Note: When you as a team copy to your solutions folder, you can keep the same imports
The imports ought to reference your copy of the code

In [None]:
import sys
from pathlib import Path
exercises_dir = Path(__file__).parent.parent
sys.path.append(str(exercises_dir))

from setup_env import setup_notebook_env
setup_notebook_env()

# Import required libraries
import pandas as pd
import pdfplumber

# Import team template code
from team_template.src.extraction import EPDExtractor
from team_template.src.validation import DataValidator

# Verify data path
data_path = Path("../../data/reference_results")  # Updated relative path
sample_epd = data_path / "sample_epd.pdf"
assert sample_epd.exists(), f"Sample EPD not found at {sample_epd}"

## 1. Examine Sample EPD

In [None]:
c# Load and examine the sample EPD
def peek_pdf(pdf_path: Path, pages: int = 1) -> str:
    """Extract and return first few pages of PDF text."""
    with pdfplumber.open(pdf_path) as pdf:
        return "\n".join(page.extract_text() for page in pdf.pages[:pages])

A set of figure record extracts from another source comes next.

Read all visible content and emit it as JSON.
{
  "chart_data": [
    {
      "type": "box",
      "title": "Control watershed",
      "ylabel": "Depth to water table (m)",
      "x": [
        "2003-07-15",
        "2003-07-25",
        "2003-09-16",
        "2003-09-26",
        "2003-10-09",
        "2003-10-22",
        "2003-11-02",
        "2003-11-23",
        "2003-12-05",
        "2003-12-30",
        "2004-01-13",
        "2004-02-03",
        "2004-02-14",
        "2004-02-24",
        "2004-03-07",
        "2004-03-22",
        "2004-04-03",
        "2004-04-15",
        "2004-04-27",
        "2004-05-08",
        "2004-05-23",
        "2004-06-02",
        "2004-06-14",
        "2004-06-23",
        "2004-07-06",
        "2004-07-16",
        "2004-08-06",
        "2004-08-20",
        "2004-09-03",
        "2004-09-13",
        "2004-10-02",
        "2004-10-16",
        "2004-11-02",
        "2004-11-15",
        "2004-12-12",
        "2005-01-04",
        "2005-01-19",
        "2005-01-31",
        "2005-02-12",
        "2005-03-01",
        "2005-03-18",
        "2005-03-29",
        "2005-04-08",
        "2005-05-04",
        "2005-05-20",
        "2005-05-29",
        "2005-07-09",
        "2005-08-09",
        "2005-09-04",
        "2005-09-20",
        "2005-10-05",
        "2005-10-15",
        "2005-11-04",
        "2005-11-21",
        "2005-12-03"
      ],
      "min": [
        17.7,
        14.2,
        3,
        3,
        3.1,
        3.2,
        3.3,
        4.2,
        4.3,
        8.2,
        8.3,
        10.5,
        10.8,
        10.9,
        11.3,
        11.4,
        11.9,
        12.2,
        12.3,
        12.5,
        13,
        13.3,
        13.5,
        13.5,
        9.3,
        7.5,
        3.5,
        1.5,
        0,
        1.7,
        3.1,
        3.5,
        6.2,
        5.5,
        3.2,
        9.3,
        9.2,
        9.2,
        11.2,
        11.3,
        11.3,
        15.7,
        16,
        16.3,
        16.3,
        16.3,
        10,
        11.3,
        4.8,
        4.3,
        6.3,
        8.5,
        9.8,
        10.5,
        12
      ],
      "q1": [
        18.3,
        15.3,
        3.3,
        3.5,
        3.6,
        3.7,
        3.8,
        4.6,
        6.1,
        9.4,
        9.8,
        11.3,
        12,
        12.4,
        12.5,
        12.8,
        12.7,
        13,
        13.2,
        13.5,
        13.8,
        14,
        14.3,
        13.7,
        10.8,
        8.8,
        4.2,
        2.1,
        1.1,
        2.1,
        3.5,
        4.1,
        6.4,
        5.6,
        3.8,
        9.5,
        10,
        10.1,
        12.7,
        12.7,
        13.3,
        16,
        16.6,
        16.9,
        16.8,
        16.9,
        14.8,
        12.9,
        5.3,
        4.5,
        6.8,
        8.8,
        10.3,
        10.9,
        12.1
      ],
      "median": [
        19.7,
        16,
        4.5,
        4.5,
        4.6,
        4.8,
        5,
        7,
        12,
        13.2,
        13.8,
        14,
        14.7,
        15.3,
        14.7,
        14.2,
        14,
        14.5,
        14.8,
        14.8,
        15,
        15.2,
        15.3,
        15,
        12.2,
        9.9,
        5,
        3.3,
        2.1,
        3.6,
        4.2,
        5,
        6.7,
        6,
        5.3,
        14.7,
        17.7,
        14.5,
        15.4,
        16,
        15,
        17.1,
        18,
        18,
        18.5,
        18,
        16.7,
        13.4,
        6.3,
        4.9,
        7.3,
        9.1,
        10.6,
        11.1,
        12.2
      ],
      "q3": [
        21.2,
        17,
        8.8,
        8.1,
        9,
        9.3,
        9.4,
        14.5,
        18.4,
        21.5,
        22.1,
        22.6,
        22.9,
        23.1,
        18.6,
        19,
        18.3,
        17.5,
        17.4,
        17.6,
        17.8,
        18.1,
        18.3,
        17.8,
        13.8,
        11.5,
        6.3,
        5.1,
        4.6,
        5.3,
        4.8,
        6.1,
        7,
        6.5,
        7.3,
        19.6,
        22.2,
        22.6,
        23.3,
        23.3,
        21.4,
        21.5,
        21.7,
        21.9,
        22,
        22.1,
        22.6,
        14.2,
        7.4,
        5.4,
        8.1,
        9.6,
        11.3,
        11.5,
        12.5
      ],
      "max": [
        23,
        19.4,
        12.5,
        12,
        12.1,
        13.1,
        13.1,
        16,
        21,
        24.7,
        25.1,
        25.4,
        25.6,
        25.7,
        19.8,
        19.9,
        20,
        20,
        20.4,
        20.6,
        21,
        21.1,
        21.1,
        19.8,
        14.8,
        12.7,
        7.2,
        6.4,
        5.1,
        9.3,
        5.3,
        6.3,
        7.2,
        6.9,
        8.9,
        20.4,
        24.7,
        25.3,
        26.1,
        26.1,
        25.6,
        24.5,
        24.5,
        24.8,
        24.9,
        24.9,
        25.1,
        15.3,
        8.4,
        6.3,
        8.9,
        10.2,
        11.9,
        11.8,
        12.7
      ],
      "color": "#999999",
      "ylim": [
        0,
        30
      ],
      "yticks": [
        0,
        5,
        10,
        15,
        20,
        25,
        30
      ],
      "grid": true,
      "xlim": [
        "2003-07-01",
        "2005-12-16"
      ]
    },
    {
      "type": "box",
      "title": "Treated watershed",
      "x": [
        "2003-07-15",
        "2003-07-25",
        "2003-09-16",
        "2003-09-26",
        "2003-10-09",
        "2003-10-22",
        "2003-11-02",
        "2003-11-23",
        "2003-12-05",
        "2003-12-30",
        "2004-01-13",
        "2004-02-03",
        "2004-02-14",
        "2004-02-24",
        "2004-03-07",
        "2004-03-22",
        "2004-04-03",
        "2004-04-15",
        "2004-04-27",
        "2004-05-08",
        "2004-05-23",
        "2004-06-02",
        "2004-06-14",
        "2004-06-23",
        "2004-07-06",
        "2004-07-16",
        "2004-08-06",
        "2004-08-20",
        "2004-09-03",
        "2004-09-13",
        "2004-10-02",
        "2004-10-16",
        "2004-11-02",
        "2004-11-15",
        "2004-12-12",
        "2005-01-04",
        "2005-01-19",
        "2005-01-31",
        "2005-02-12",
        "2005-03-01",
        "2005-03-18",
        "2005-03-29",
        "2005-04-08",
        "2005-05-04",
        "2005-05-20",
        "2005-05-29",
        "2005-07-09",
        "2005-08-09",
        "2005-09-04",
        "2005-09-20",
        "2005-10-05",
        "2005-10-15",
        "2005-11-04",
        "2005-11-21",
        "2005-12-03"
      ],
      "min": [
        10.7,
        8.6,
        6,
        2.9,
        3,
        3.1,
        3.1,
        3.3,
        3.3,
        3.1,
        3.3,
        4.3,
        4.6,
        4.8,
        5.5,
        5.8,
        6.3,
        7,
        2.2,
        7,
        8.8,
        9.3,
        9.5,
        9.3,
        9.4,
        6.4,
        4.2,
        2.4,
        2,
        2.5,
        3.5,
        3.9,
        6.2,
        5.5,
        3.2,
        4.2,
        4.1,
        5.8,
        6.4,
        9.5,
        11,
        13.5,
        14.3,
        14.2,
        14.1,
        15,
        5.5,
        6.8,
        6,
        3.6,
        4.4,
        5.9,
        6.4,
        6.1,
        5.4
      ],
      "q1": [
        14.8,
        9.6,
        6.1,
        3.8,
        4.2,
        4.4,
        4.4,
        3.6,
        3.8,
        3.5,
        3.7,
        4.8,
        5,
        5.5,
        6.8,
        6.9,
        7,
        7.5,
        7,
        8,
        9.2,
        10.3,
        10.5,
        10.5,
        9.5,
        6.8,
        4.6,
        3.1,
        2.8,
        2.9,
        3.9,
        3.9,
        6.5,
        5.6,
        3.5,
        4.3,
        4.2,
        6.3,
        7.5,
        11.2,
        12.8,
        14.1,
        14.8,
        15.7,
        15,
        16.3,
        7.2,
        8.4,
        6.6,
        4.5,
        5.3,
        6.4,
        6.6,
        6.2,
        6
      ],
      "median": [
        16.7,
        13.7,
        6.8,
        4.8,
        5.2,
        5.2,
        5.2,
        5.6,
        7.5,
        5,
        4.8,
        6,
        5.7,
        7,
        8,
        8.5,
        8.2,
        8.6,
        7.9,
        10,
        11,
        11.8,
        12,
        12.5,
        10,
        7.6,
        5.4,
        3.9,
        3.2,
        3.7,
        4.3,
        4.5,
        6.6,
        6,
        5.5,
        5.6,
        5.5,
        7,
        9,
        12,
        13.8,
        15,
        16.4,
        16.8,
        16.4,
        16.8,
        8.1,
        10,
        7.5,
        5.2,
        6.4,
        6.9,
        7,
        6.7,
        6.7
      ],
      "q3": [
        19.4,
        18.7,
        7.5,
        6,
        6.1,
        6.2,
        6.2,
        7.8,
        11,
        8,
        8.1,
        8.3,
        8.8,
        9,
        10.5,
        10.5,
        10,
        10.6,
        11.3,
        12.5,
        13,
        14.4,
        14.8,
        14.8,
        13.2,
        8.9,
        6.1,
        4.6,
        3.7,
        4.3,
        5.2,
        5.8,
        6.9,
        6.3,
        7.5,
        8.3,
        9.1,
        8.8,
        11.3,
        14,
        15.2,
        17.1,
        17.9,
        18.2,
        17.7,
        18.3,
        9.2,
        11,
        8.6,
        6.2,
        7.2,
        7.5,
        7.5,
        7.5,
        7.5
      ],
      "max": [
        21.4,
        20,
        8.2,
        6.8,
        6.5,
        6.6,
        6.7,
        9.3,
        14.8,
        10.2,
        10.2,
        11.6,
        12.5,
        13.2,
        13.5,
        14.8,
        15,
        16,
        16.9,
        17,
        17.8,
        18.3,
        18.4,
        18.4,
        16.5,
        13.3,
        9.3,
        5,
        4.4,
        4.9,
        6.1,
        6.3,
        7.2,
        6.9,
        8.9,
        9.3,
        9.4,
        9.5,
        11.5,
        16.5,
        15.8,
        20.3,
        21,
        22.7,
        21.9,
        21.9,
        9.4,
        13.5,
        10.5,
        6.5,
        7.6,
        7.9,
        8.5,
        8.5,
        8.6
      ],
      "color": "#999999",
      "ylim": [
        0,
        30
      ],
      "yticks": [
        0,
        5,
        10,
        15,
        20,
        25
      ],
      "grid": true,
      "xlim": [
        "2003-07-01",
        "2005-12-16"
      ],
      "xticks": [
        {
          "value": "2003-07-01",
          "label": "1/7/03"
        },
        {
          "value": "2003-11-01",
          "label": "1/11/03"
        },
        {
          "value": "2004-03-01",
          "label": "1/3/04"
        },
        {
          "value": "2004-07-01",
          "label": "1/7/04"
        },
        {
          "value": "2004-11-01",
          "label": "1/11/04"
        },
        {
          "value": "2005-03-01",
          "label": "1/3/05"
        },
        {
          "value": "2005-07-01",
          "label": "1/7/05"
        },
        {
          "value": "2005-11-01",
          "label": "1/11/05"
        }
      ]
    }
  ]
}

# View first page of sample EPD
print(peek_pdf(sample_epd))

## 2. Test Pre-implemented Extraction

In [None]:
# Create extractor instance
extractor = EPDExtractor()

# Test basic extraction
result = extractor.extract_from_pdf(str(sample_epd))
print("Extracted data structure:")
print(result)

## 3. Your Task: Enhance Extraction

In [None]:
# TODO: Implement your enhanced extraction logic here
# Hint: Consider what additional fields would be valuable for LCA

## 4. Validate Results

In [None]:
# Create validator instance
validator = DataValidator()

# Validate extraction results
is_valid, issues = validator.validate_extraction(result)

print(f"Validation passed: {is_valid}")
if not is_valid:
    print("\nIssues found:")
    for issue in issues:
        print(f"- {issue}")

## 5. Save Results

In [None]:
# Save validated results for next exercise
import json
from datetime import datetime

output_path = Path("../results")
output_path.mkdir(exist_ok=True)

timestamp = datetime.now().strftime("%Y%m%d_%H%M%S")
output_file = output_path / f"extraction_results_{timestamp}.json"

with open(output_file, 'w') as f:
    json.dump(result, f, indent=2)
    
print(f"Results saved to: {output_file}")